Mme Swetchine environnait en effet la vie de Lacordaire de cette sollicitude affectueuse qui lui était d’autant plus nécessaire que sa mère lui avait manqué de bonne heure. Peu s’en fallut même qu’à une certaine époque il n’allât s’établir auprès d’elle, dans sa maison du mont Aventin. Mais si leur intimité ne fut jamais poussée aussi loin, jamais non plus, à travers les vicissitudes de la vie, l’attachement de Mme Swetchine ne fit défaut à Lacordaire, pas plus au prêtre encore obscur qu’au prédicateur en renom, pas plus au solitaire attristé de Sorèze qu’au Dominicain belliqueux. Cet attachement invariable n’avait rien d’exalté ni de complaisant. Mme Swetchine juge celui qu’elle aime; elle l’avertit; elle le blâme parfois; mais rien ne parvient à la détacher de lui : « Mon bonheur, lui écrivait-elle un jour, eût été de vous approuver toujours, mais ma tendresse n’en a pas besoin, et peut-être les violentes secousses auxquelles vous la soumettez renouvellent-elles avec plus de force une première adoption. Comme Rachel, j’ai pu quelquefois vous nommer l’enfant de ma douleur, et vous savez que souffrir ne décourage pas les pauvres mères. »

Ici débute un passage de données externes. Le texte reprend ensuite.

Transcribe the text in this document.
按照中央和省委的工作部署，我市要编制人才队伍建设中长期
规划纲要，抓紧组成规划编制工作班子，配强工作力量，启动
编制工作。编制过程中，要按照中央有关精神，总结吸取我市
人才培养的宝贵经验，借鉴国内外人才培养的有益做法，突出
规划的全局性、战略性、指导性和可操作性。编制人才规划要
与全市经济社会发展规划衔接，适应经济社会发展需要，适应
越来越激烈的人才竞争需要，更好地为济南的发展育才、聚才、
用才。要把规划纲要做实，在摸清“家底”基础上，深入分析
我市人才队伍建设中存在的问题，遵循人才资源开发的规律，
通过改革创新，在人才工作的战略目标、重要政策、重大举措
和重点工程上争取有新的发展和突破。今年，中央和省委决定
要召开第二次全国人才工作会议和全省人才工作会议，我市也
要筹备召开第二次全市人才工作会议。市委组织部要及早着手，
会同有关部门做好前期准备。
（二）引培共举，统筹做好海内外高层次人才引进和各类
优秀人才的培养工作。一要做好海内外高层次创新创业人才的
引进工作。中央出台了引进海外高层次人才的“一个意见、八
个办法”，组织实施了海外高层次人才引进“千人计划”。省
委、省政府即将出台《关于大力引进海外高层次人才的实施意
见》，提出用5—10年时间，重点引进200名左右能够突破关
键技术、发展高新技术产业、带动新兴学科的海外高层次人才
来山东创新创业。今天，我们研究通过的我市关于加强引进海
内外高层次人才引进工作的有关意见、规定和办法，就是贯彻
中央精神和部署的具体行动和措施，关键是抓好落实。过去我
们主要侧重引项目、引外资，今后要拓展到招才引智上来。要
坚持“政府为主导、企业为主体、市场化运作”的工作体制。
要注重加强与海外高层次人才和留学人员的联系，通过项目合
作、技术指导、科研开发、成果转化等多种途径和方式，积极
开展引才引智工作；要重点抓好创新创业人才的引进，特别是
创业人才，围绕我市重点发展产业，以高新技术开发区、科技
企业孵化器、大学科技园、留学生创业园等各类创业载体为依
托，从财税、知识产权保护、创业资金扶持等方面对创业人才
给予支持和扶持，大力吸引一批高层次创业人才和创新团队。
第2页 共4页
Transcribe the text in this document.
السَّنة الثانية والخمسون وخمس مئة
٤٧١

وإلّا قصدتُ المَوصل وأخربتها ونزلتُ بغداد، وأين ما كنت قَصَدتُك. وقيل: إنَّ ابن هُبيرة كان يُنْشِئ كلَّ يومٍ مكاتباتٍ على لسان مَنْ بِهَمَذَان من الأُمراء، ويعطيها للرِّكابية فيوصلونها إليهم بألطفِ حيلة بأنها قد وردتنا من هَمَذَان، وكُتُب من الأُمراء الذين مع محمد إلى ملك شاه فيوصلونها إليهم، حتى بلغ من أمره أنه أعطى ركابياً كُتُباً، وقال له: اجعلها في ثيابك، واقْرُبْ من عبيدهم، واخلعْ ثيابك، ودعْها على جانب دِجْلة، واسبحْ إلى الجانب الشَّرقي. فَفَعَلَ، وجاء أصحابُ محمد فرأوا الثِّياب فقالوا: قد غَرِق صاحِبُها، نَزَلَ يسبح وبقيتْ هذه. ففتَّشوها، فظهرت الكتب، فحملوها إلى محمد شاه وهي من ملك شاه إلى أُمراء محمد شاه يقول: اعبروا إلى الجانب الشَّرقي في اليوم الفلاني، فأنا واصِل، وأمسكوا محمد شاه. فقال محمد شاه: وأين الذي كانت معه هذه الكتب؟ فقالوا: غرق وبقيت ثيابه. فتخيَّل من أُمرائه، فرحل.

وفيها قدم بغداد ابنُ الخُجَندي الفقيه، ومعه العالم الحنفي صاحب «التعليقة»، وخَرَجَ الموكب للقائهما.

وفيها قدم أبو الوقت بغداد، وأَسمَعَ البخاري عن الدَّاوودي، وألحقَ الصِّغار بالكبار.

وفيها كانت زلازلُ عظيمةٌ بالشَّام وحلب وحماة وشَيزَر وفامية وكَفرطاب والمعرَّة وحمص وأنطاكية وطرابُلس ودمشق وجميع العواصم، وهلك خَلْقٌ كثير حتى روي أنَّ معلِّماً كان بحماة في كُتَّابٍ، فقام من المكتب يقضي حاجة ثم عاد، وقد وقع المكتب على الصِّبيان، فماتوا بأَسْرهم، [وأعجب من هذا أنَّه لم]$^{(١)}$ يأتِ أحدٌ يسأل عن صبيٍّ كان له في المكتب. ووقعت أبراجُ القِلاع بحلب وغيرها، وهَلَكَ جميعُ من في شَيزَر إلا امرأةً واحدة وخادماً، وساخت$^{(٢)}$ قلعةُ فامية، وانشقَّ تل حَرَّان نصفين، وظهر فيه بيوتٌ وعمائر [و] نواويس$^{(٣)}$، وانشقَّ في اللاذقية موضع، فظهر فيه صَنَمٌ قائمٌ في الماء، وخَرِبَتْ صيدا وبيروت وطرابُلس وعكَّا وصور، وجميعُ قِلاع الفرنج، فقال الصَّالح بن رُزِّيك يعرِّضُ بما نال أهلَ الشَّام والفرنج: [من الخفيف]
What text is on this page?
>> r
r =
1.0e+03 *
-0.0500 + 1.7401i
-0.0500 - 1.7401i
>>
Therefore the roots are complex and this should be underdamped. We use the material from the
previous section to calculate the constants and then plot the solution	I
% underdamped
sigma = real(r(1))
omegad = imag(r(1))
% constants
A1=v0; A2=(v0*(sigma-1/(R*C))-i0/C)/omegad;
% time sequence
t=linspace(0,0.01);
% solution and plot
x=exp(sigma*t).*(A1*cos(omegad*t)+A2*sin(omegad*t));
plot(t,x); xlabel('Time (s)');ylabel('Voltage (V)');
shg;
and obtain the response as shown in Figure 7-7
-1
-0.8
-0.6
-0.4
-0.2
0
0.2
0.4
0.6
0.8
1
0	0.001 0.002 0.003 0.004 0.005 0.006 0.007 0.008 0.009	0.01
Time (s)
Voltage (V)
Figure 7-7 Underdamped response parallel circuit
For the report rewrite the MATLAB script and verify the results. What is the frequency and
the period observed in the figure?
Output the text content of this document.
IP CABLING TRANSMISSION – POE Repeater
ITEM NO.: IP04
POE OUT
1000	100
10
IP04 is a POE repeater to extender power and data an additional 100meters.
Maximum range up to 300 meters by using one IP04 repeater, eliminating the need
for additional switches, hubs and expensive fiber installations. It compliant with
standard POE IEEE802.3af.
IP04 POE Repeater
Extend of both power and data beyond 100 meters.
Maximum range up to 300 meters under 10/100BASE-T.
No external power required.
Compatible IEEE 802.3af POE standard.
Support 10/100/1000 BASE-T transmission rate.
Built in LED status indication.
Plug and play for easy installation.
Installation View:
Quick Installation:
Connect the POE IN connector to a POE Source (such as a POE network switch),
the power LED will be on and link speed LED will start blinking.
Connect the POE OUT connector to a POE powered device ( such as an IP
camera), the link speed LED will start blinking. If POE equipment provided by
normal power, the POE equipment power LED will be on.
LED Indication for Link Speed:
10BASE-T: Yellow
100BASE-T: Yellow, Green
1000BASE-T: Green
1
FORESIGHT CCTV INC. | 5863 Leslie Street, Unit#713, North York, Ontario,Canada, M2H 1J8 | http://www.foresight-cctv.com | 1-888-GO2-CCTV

C’est, en effet, avec une confiance toute filiale que Lacordaire s’ouvre à Mme Swetchine sur tout ce qui le concerne. Il n’a rien de caché pour elle, ni ses troubles, ni ses incertitudes, ni ses espérances, ni ses découragemens. Constamment il parle de lui-même avec une humilité touchante : «J’ai trente-quatre ans, lui écrit-il, et il est vrai de dire que mon éducation n’est achevée sous aucun rapport. » En même temps, il sent vivement ce qui, dans son humeur, est de nature à faire souffrir les autres, et il s’en accuse : « J’aime, j’en suis certain, et profondément; et néanmoins il est vrai qu’il y a en moi quelque chose que je ne puis pas nommer et qui cause de la peine à ceux que j’aime. Ce n’est pas de l’âpreté : je suis doux; ce n’est pas de la froideur : je suis passionné.